Broad bean pesto

Three days ago I had minor surgery to remove two cysts from my back and shoulder. I'm guarding against infection with loads of vitamin C. Apart from the pain, I've loved and appreciated having Favourite Handyman cook the meals and look after me. I've also been spoilt by friends helping with childcare and dropping by with pumpkin pie, biscuits and a meal. It doesn't get much luckier.

I bought a convalescing treat in the form of the NZ Gardener's Homegrown Flowers book. It's a very romantic take on flowers - no strelitzias with cactus here. It's a perfect read for the circumstances, and I've been arranging and rearranging new flower ideas for my garden in my head as I pore over each and every page. I am loving the cosmos which I bought as seedlings and which is flowering now, so I'm most pleased to learn that it is easy to grow from seed. Unsurprisingly, I've had the Kings Seed Catalogue out as well.

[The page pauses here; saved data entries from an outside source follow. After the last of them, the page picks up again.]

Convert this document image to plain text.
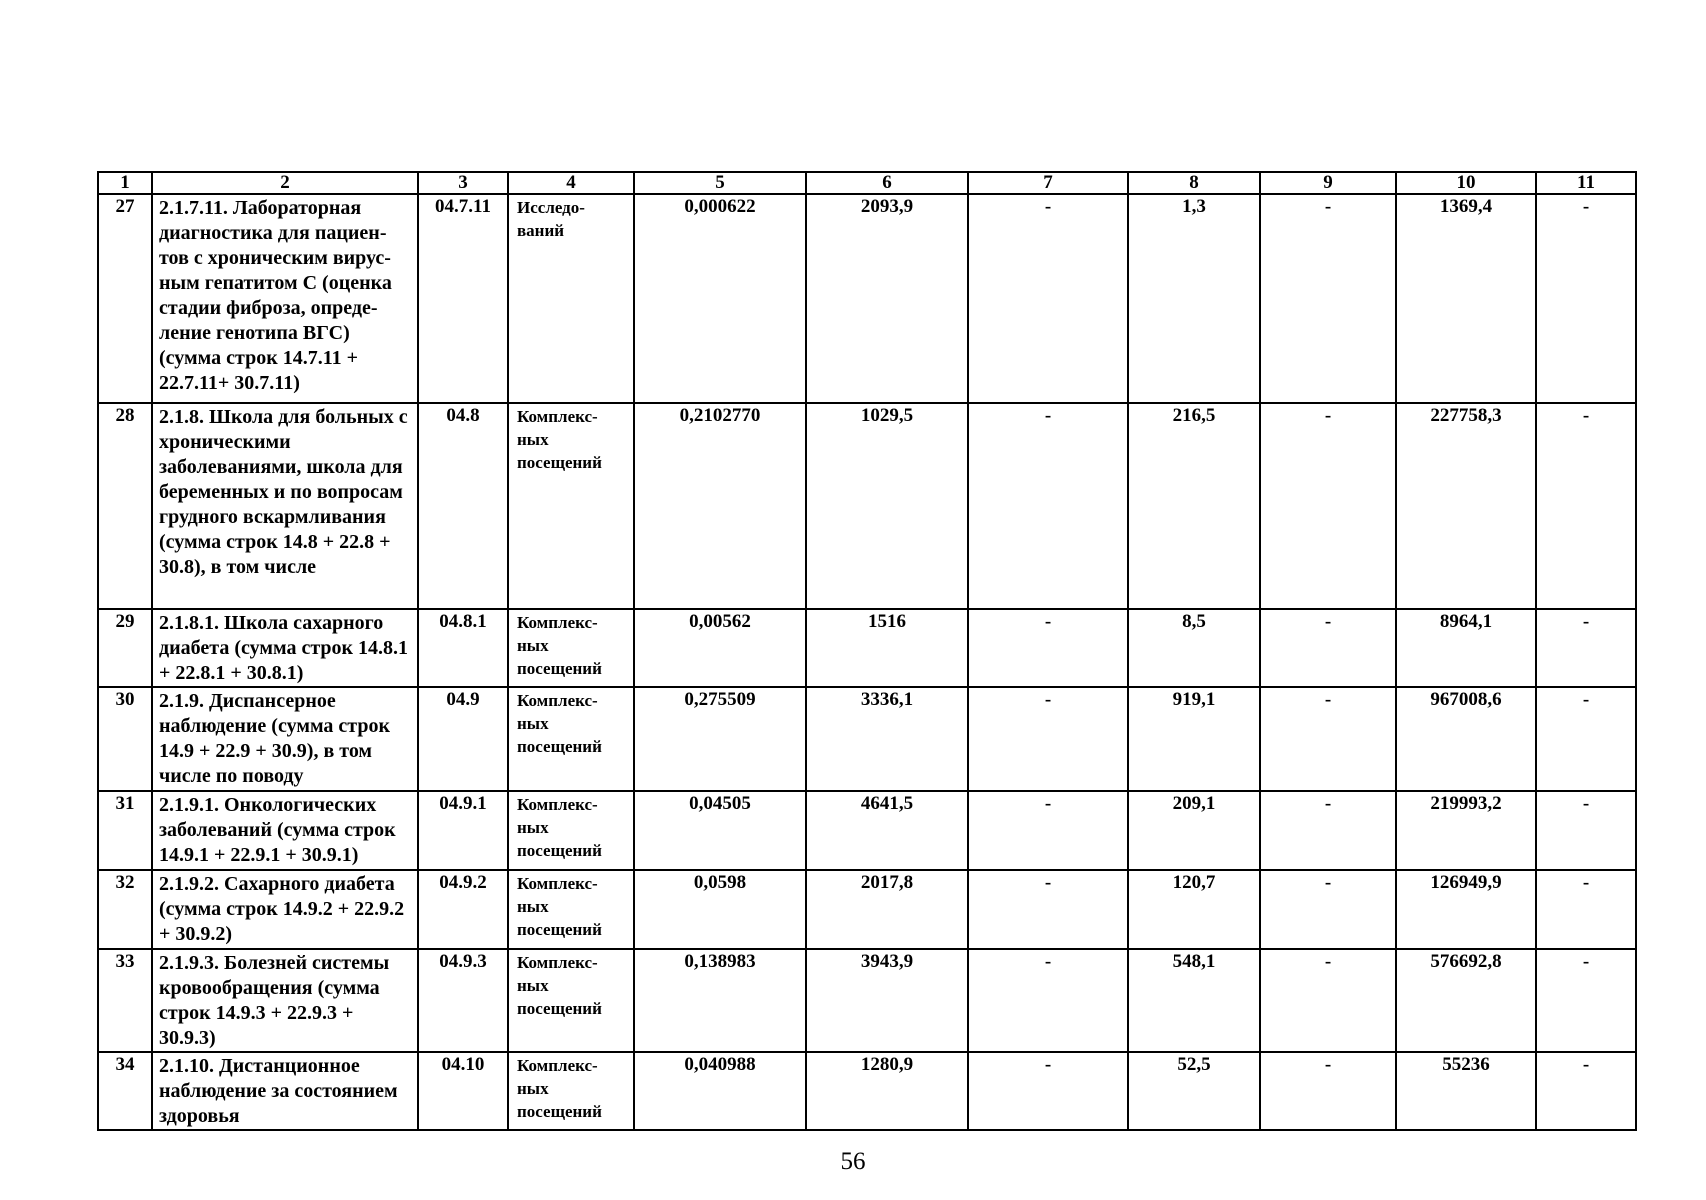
1	2	3	4	5	6	7	8	9	10	11
27	2.1.7.11. Лабораторная диагностика для пациен-тов с хроническим вирус-ным гепатитом С (оценка стадии фиброза, опреде-ление генотипа ВГС) (сумма строк 14.7.11 + 22.7.11+ 30.7.11)	04.7.11	Исследо-ваний	0,000622	2093,9	-	1,3	-	1369,4	-
28	2.1.8. Школа для больных с хроническими заболеваниями, школа для беременных и по вопросам грудного вскармливания (сумма строк 14.8 + 22.8 + 30.8), в том числе	04.8	Комплекс-ных посещений	0,2102770	1029,5	-	216,5	-	227758,3	-
29	2.1.8.1. Школа сахарного диабета (сумма строк 14.8.1 + 22.8.1 + 30.8.1)	04.8.1	Комплекс-ных посещений	0,00562	1516	-	8,5	-	8964,1	-
30	2.1.9. Диспансерное наблюдение (сумма строк 14.9 + 22.9 + 30.9), в том числе по поводу	04.9	Комплекс-ных посещений	0,275509	3336,1	-	919,1	-	967008,6	-
31	2.1.9.1. Онкологических заболеваний (сумма строк 14.9.1 + 22.9.1 + 30.9.1)	04.9.1	Комплекс-ных посещений	0,04505	4641,5	-	209,1	-	219993,2	-
32	2.1.9.2. Сахарного диабета (сумма строк 14.9.2 + 22.9.2 + 30.9.2)	04.9.2	Комплекс-ных посещений	0,0598	2017,8	-	120,7	-	126949,9	-
33	2.1.9.3. Болезней системы кровообращения (сумма строк 14.9.3 + 22.9.3 + 30.9.3)	04.9.3	Комплекс-ных посещений	0,138983	3943,9	-	548,1	-	576692,8	-
34	2.1.10. Дистанционное наблюдение за состоянием здоровья	04.10	Комплекс-ных посещений	0,040988	1280,9	-	52,5	-	55236	-
56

Favourite Handyman mowed the lawn yesterday, transforming our front and back sections from a jungle into something much tamer. I cut back all the broad beans which were laying across the lawn (forgot to stake them) and then picked all the beans. I nearly always plant broad beans for the pleasure of watching something grow in winter, and then each spring we prefer to eat other foods. Today though, I made broad bean pesto, an Annabel Langbein recipe. Podding the beans, boiling them briefly and then shelling them from their skins was laborious, but the final product was very yummy. Based on this, and the nitrogen enhancing properties for the soil of growing legumes, I may plant the entire 2m x 5m old chook run garden in broad beans at the end of Autumn. Well almost. I'm pretty sold on having one end devoted to flowers now.

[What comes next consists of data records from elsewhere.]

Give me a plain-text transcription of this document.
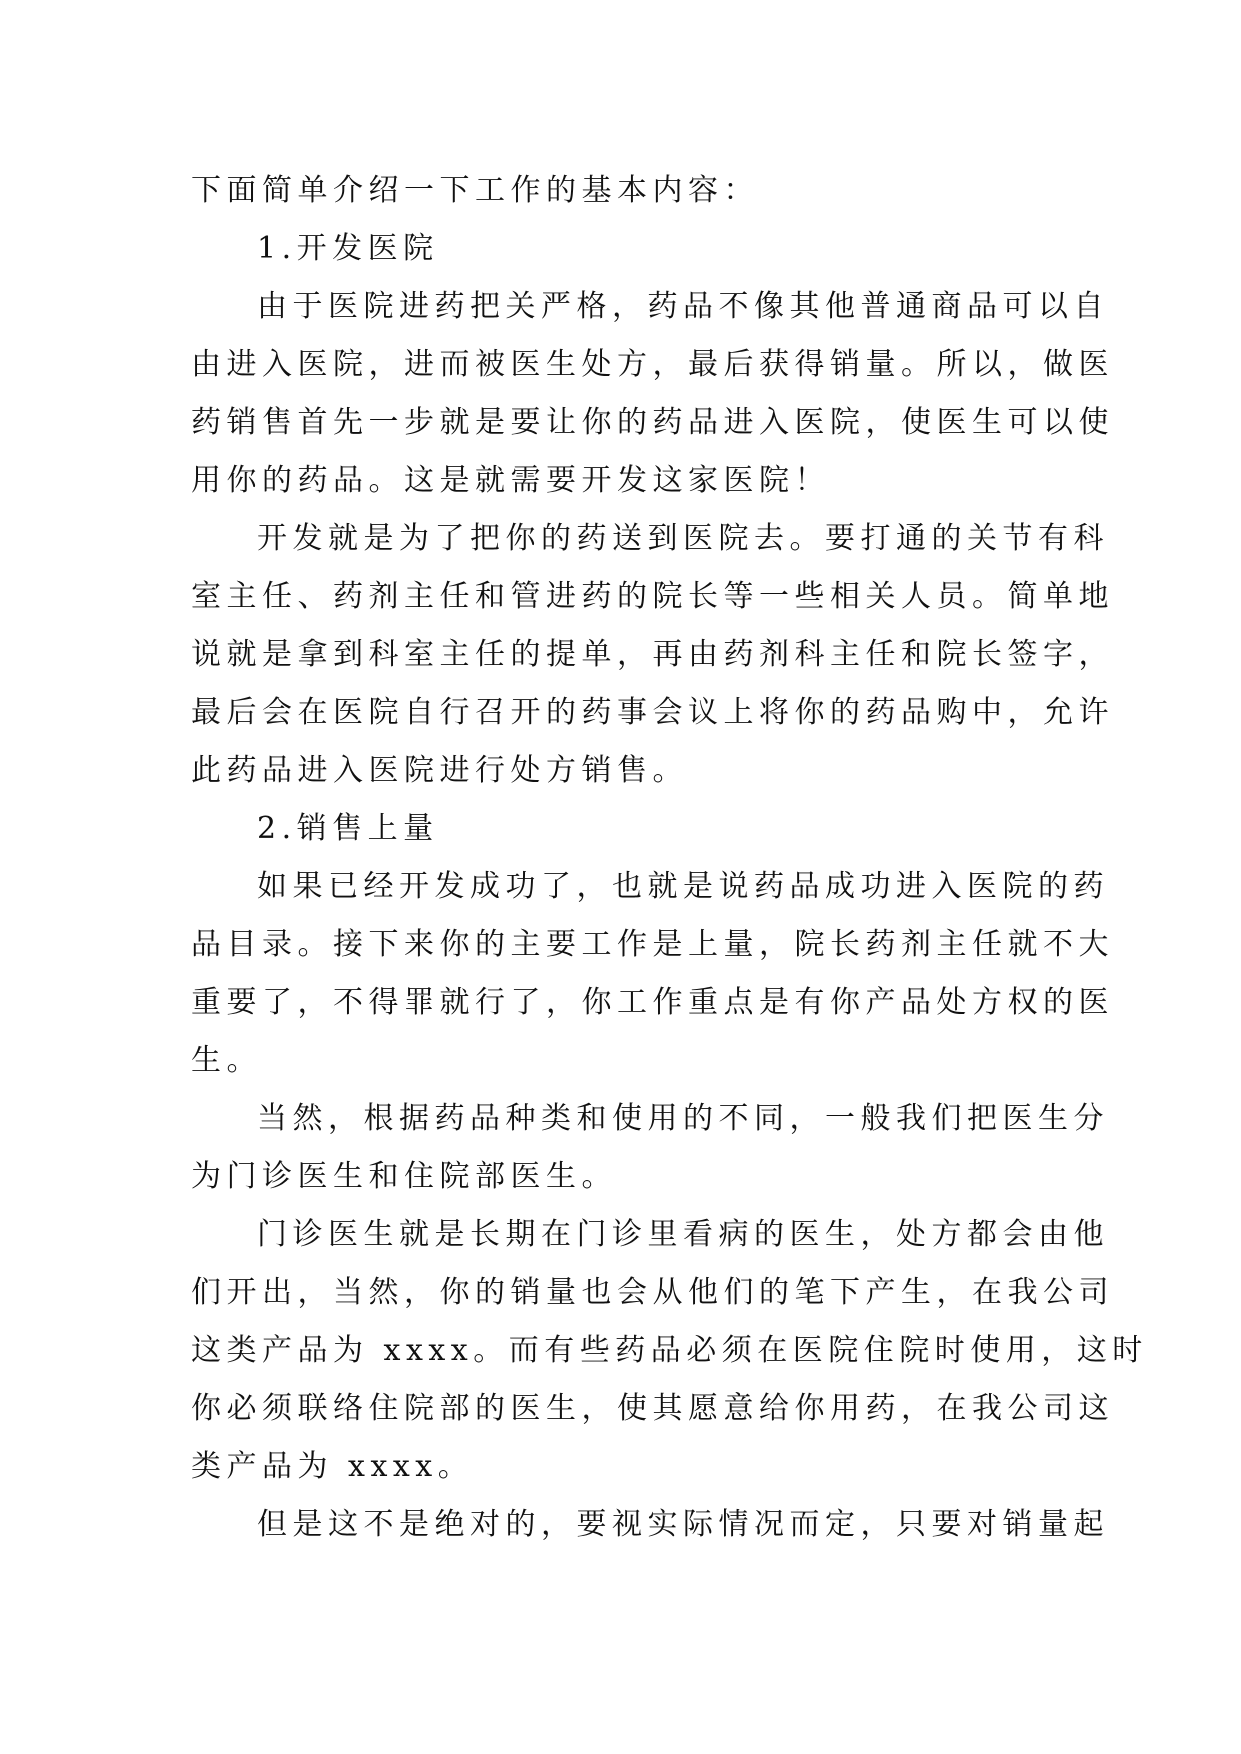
下面简单介绍一下工作的基本内容：
1.开发医院
由于医院进药把关严格，药品不像其他普通商品可以自
由进入医院，进而被医生处方，最后获得销量。所以，做医
药销售首先一步就是要让你的药品进入医院，使医生可以使
用你的药品。这是就需要开发这家医院！
开发就是为了把你的药送到医院去。要打通的关节有科
室主任、药剂主任和管进药的院长等一些相关人员。简单地
说就是拿到科室主任的提单，再由药剂科主任和院长签字，
最后会在医院自行召开的药事会议上将你的药品购中，允许
此药品进入医院进行处方销售。
2.销售上量
如果已经开发成功了，也就是说药品成功进入医院的药
品目录。接下来你的主要工作是上量，院长药剂主任就不大
重要了，不得罪就行了，你工作重点是有你产品处方权的医
生。
当然，根据药品种类和使用的不同，一般我们把医生分
为门诊医生和住院部医生。
门诊医生就是长期在门诊里看病的医生，处方都会由他
们开出，当然，你的销量也会从他们的笔下产生，在我公司
这类产品为 xxxx。而有些药品必须在医院住院时使用，这时
你必须联络住院部的医生，使其愿意给你用药，在我公司这
类产品为 xxxx。
但是这不是绝对的，要视实际情况而定，只要对销量起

After the big lawn cut, I snipped the long-long-long grass on the edge of my peas-and-roses garden. Now I can see what is inside the grass 'fence' and it isn't entirely weeds. The alyssum seeds which I scattered are now little plants. I could get away with transplanting a third to a half of them elsewhere in the garden. There are sugar snap peas plus more flowers, and new shoots on the gooseberry bush. The jasmine is yellowing though, so my prescription is some dolomite lime. The Dublin rose and an unnamed blousy pink rose are lovely despite aphids on the stems and rust on the leaves. But the yellow rose will have to go. The clusters of tiny flowers lack the impact of the other roses and, frankly, annoy me. I look out at this garden from the kitchen window, so the blooms need to be of a size for distance-viewing pleasure. I am eyeing up Bantry Bay as a possibility, though perhaps a bush is what is needed rather than a climber, and I'll be chatting to our neighbours who are superb rose growers for some suggestions.

Today it rained all day. Fionn's eczema has returned with a vengeance. I'm using the strategies I learnt last time plus trying some new things I've learnt in my minor nutrition obsession of the past few years.

I finished reading The Help and I loved it. I also read A Thousand Splendid Suns by Khaled Hosseini which was fantastic. In a week when New Zealand politics is in such a stupid pickle, it was great to read writing dealing with grittier and much bigger topics. Afghanistan is in the news so often in grey and impersonal tones and A Thousand Splendid Suns made lives real in a personal and memorable way.

I've done a little more for the C word. I make it both easier and harder for myself by gifting to hardly anyone and simultaneously making the gifts I do give. Nursing wounds isn't conducive to sewing so that is currently stalled. The presents which mean the most to me each year are those I make for our two childminders. Is there more important money ever spent than that which goes on childcare? Robyn and Sharon are very special people in my life and I use Christmas as an opportunity to thank them. Today Fionn and I went shopping and chose a bowl for each of them. Most usefully, they both really like my hummous, so I will fill the bowls with hummous and make a hamper around each bowl. I doubt very much that my idea of a handmade bag to house each hamper will eventuate.